Professor Reputation: "Ok, ok, settle down, class and welcome to Image Enhancement 201. I’m Professor
Rudyard Reputation, or Prof. Rep for short.
For those of you who remained semi-conscious during the long Winter break, today’s assignment should be of interest. In fact, it may be the most challenging assignment of the entire semester, so pay attention: you’re the head of a large advertising or public relations agency. The City of Detroit’s travel & tourism bureau has just contacted you, asking for a comprehensive program to rehabilitate the Motor City’s horrific image. As you hopefully know, Detroit has become synonymous with the demise of the US economy and the media have been piling on lately with lots of doom and gloom articles.
So, you’re running the average large ad or PR agency and have lots of off-the-shelf solutions to offer. Which ones do you suggest? Yes, Ms. Rousseau."
Rousseau: "It’s actually Mr. Rousseau, Professor Rep. I underwent a transgender operation over the holidays."
Prof: "Way too much info, but please proceed Mr. Rousseau."
Rousseau: "I’d opt for the tried and true name change recommendation a la Philip Morris becoming Altria in order to distance itself from killing so many people with its cigarettes."
Prof: "Go on."
Rousseau: "So, I’m thinking we give the city a new, more positive name without losing the core identity. How about ‘Uptroit,? Or ‘Newtroit"? Or, how about being counterintuitive and renaming the city ‘Jobtroit’?
Prof: "Mediocre suggestions, but exactly what a large agency would suggest. Nice. Other thoughts? Yes, Descartes."
Descartes: "That’s Dick Harte, professor."
Prof: "Whatever. Your thoughts, Mr. Harte?"
Harte: "I’d co-opt the city’s tough, urban image and devise a tagline that means nothing and which no one will remember."
Prof: "Makes sense, and is certainly in line with what most agencies charge lots of money to do. Go on"
Harte: "I’m thinking of two approaches. The first is pure urban and
goes like this: ‘Detroit: who said anything about damn jobs?"
The second is warmer and fuzzier, but rings true just the same:
‘Detroit: we’re putting the life back into work-life balance.’
Prof: "Love it. Just love it. There are no jobs, so one really can
enjoy loads of free time in the Motor City. Rings true to me. Anyone
else? Yes, do I see Heddy Lamar raising her hand?’
Lamar: "That’s Hedley, professor. My idea would be to abandon today’s
reality, leverage global warming fears and sell the future of Detroit."
Prof: "Intriguing. Go on.’
Lamar: ‘Based upon global warming’s nightmarish predictions, Florida
will be underwater in a few generations. So how about an
investment-oriented ad and PR campaign that positions Detroit as the
Miami Beach of 2050 and features a slogan like, ‘This particular hell
won’t freeze over’ or ‘Not so great in ’08, but you just wait.’ We’d
then have visuals of happy-go-lucky vacationers waterskiing on what
used to be the Detroit River but, now, courtesy of global warming, is
America’s new South Beach.’
Prof: ‘Good, off-the-shelf stuff, Lamar. Lame as can be but, again, indicative of big agency thinking. Nice work everyone.
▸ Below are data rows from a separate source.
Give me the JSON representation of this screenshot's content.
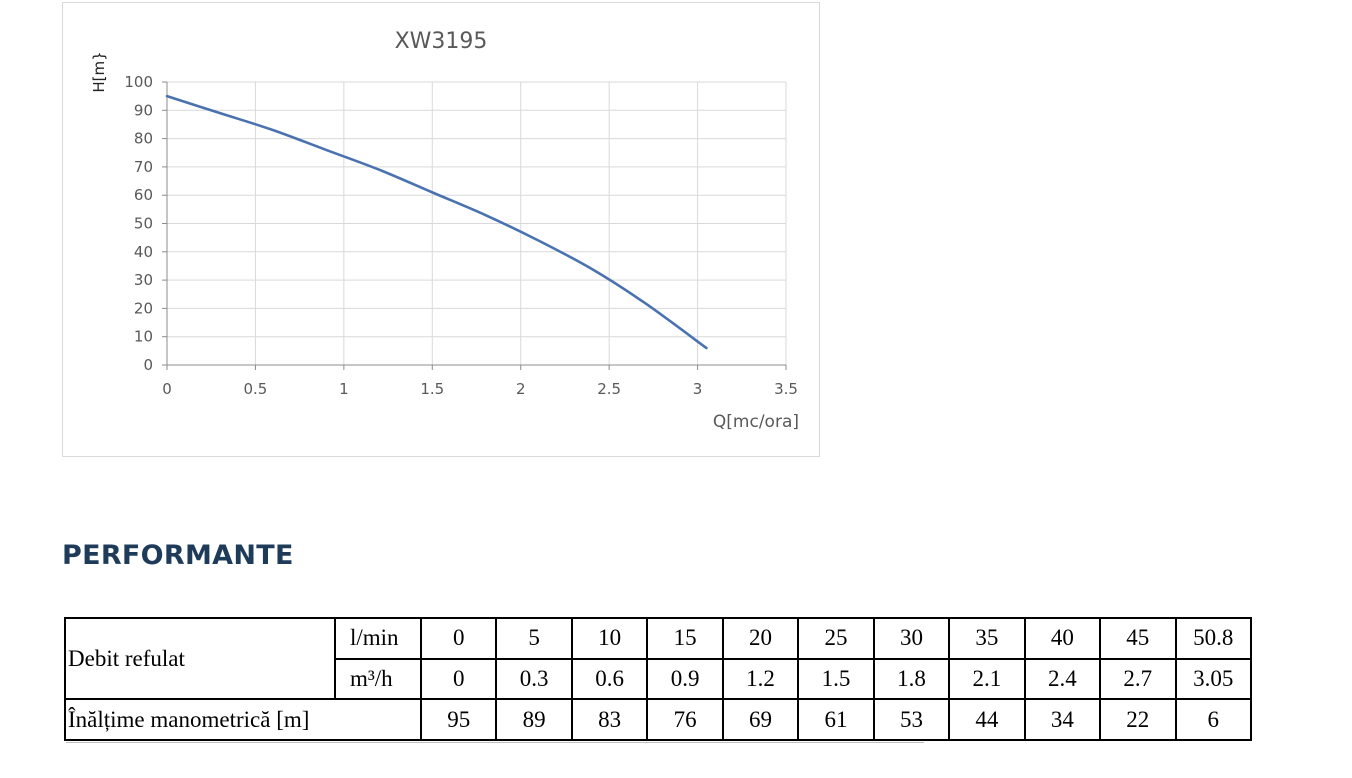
{
  "chart_data": {
    "type": "line",
    "title": "XW3195",
    "xlabel": "Q[mc/ora]",
    "ylabel": "H[m}",
    "xlim": [
      0,
      3.5
    ],
    "ylim": [
      0,
      100
    ],
    "xticks": [
      "0",
      "0.5",
      "1",
      "1.5",
      "2",
      "2.5",
      "3",
      "3.5"
    ],
    "yticks": [
      "0",
      "10",
      "20",
      "30",
      "40",
      "50",
      "60",
      "70",
      "80",
      "90",
      "100"
    ],
    "grid": true,
    "line_color": "#4a72b0",
    "series": [
      {
        "x": [
          0,
          0.3,
          0.6,
          0.9,
          1.2,
          1.5,
          1.8,
          2.1,
          2.4,
          2.7,
          3.05
        ],
        "y": [
          95,
          89,
          83,
          76,
          69,
          61,
          53,
          44,
          34,
          22,
          6
        ]
      }
    ]
  },
  "section": {
    "heading": "PERFORMANTE"
  },
  "table": {
    "row_label_flow": "Debit refulat",
    "unit_lmin": "l/min",
    "unit_m3h": "m³/h",
    "row_label_head": "Înălțime manometrică [m]",
    "lmin": [
      "0",
      "5",
      "10",
      "15",
      "20",
      "25",
      "30",
      "35",
      "40",
      "45",
      "50.8"
    ],
    "m3h": [
      "0",
      "0.3",
      "0.6",
      "0.9",
      "1.2",
      "1.5",
      "1.8",
      "2.1",
      "2.4",
      "2.7",
      "3.05"
    ],
    "head": [
      "95",
      "89",
      "83",
      "76",
      "69",
      "61",
      "53",
      "44",
      "34",
      "22",
      "6"
    ]
  }
}
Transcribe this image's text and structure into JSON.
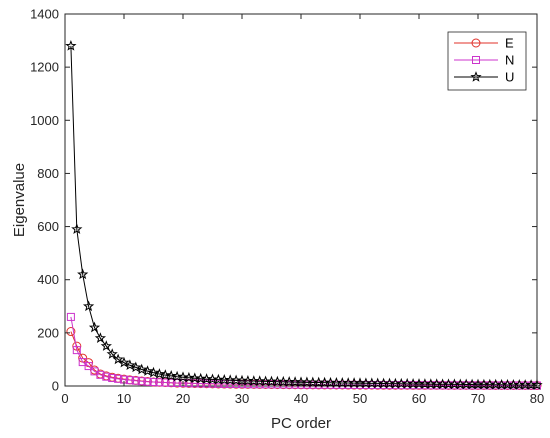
{
  "chart_data": {
    "type": "line",
    "xlabel": "PC order",
    "ylabel": "Eigenvalue",
    "xlim": [
      0,
      80
    ],
    "ylim": [
      0,
      1400
    ],
    "xticks": [
      0,
      10,
      20,
      30,
      40,
      50,
      60,
      70,
      80
    ],
    "yticks": [
      0,
      200,
      400,
      600,
      800,
      1000,
      1200,
      1400
    ],
    "grid": false,
    "legend_position": "top-right",
    "x": [
      1,
      2,
      3,
      4,
      5,
      6,
      7,
      8,
      9,
      10,
      11,
      12,
      13,
      14,
      15,
      16,
      17,
      18,
      19,
      20,
      21,
      22,
      23,
      24,
      25,
      26,
      27,
      28,
      29,
      30,
      31,
      32,
      33,
      34,
      35,
      36,
      37,
      38,
      39,
      40,
      41,
      42,
      43,
      44,
      45,
      46,
      47,
      48,
      49,
      50,
      51,
      52,
      53,
      54,
      55,
      56,
      57,
      58,
      59,
      60,
      61,
      62,
      63,
      64,
      65,
      66,
      67,
      68,
      69,
      70,
      71,
      72,
      73,
      74,
      75,
      76,
      77,
      78,
      79,
      80
    ],
    "series": [
      {
        "name": "E",
        "color": "#e0302a",
        "marker": "circle",
        "values": [
          205,
          150,
          105,
          88,
          60,
          45,
          38,
          33,
          29,
          26,
          23,
          21,
          19,
          17,
          15,
          14,
          13,
          12,
          11,
          10.5,
          10,
          9.5,
          9,
          8.5,
          8,
          7.7,
          7.4,
          7.1,
          6.8,
          6.5,
          6.3,
          6.1,
          5.9,
          5.7,
          5.5,
          5.3,
          5.1,
          4.9,
          4.7,
          4.5,
          4.4,
          4.3,
          4.2,
          4.1,
          4,
          3.9,
          3.8,
          3.7,
          3.6,
          3.5,
          3.4,
          3.3,
          3.2,
          3.1,
          3,
          3,
          2.9,
          2.9,
          2.8,
          2.8,
          2.7,
          2.7,
          2.6,
          2.6,
          2.5,
          2.5,
          2.4,
          2.4,
          2.3,
          2.3,
          2.2,
          2.2,
          2.1,
          2.1,
          2,
          2,
          1.9,
          1.9,
          1.8,
          1.8
        ]
      },
      {
        "name": "N",
        "color": "#cc33cc",
        "marker": "square",
        "values": [
          260,
          135,
          90,
          75,
          55,
          42,
          35,
          30,
          27,
          24,
          22,
          20,
          18,
          16,
          15,
          14,
          13,
          12,
          11.5,
          11,
          10.5,
          10,
          9.6,
          9.2,
          8.8,
          8.4,
          8,
          7.7,
          7.4,
          7.1,
          6.8,
          6.6,
          6.4,
          6.2,
          6,
          5.8,
          5.6,
          5.4,
          5.2,
          5,
          4.9,
          4.8,
          4.7,
          4.6,
          4.5,
          4.4,
          4.3,
          4.2,
          4.1,
          4,
          3.9,
          3.8,
          3.7,
          3.6,
          3.5,
          3.4,
          3.3,
          3.2,
          3.1,
          3,
          2.9,
          2.8,
          2.7,
          2.6,
          2.5,
          2.5,
          2.4,
          2.4,
          2.3,
          2.3,
          2.2,
          2.2,
          2.1,
          2.1,
          2,
          2,
          1.9,
          1.9,
          1.8,
          1.8
        ]
      },
      {
        "name": "U",
        "color": "#000000",
        "marker": "star",
        "values": [
          1280,
          590,
          420,
          300,
          220,
          180,
          150,
          120,
          100,
          88,
          78,
          70,
          62,
          56,
          50,
          45,
          41,
          38,
          35,
          33,
          31,
          29,
          27.5,
          26,
          25,
          24,
          23,
          22,
          21,
          20,
          19.3,
          18.6,
          18,
          17.4,
          16.8,
          16.2,
          15.7,
          15.2,
          14.7,
          14.2,
          13.8,
          13.4,
          13,
          12.6,
          12.2,
          11.8,
          11.5,
          11.2,
          10.9,
          10.6,
          10.3,
          10,
          9.7,
          9.4,
          9.1,
          8.8,
          8.5,
          8.2,
          7.9,
          7.6,
          7.3,
          7,
          6.8,
          6.6,
          6.4,
          6.2,
          6,
          5.8,
          5.6,
          5.4,
          5.2,
          5,
          4.8,
          4.6,
          4.4,
          4.2,
          4,
          3.8,
          3.6,
          3.4
        ]
      }
    ]
  }
}
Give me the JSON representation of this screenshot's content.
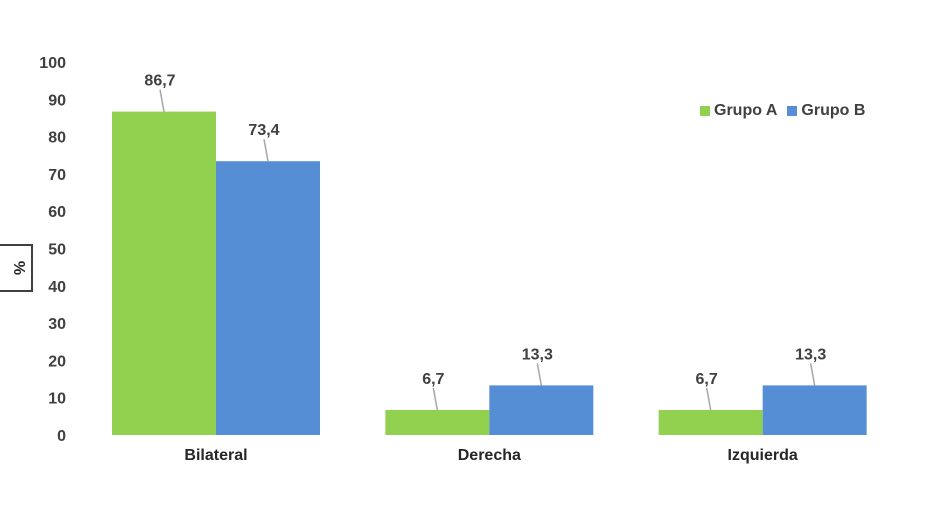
{
  "chart_data": {
    "type": "bar",
    "categories": [
      "Bilateral",
      "Derecha",
      "Izquierda"
    ],
    "series": [
      {
        "name": "Grupo A",
        "color": "#92d050",
        "values": [
          86.7,
          6.7,
          6.7
        ],
        "labels": [
          "86,7",
          "6,7",
          "6,7"
        ]
      },
      {
        "name": "Grupo B",
        "color": "#558ed5",
        "values": [
          73.4,
          13.3,
          13.3
        ],
        "labels": [
          "73,4",
          "13,3",
          "13,3"
        ]
      }
    ],
    "ylabel": "%",
    "ylim": [
      0,
      100
    ],
    "yticks": [
      0,
      10,
      20,
      30,
      40,
      50,
      60,
      70,
      80,
      90,
      100
    ],
    "grid": false,
    "legend_position": "top-right"
  }
}
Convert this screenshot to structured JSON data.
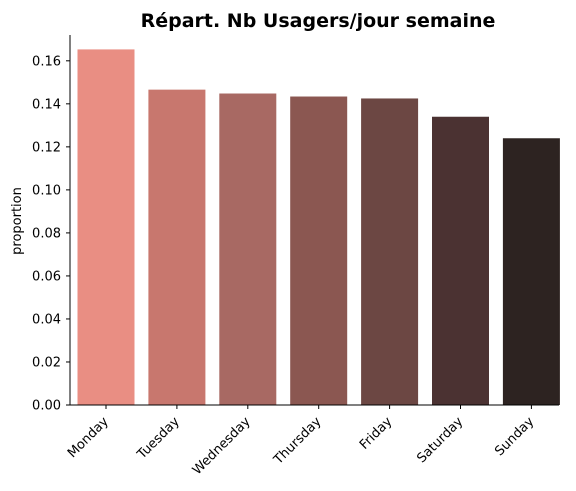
{
  "chart_data": {
    "type": "bar",
    "title": "Répart. Nb Usagers/jour semaine",
    "xlabel": "",
    "ylabel": "proportion",
    "categories": [
      "Monday",
      "Tuesday",
      "Wednesday",
      "Thursday",
      "Friday",
      "Saturday",
      "Sunday"
    ],
    "values": [
      0.1653,
      0.1466,
      0.1448,
      0.1434,
      0.1425,
      0.134,
      0.124
    ],
    "colors": [
      "#e98e83",
      "#c8776e",
      "#a86963",
      "#8b5751",
      "#6c4743",
      "#4b3232",
      "#2d2321"
    ],
    "ylim": [
      0,
      0.172
    ],
    "yticks": [
      0.0,
      0.02,
      0.04,
      0.06,
      0.08,
      0.1,
      0.12,
      0.14,
      0.16
    ],
    "ytick_labels": [
      "0.00",
      "0.02",
      "0.04",
      "0.06",
      "0.08",
      "0.10",
      "0.12",
      "0.14",
      "0.16"
    ],
    "grid": false,
    "legend": "none"
  }
}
Your homework assignment is to put yourself in the position of smaller,
more nimble and more creative independent agencies, and come in
tomorrow with solutions that might actually work for Detroit. Class
dismissed.
I know, I know! What if we do a co-branded survey with Travel and Leisure Magazine about new cities to visit in 2008. Then, we can pitch these results to the Wall Street Journal as this would be PERFECT for that middle column on the front page. We could also have an event at Grand Central Station where we invite the press, some local school kids and the Detroit Tigers to show what a wonderful city it is.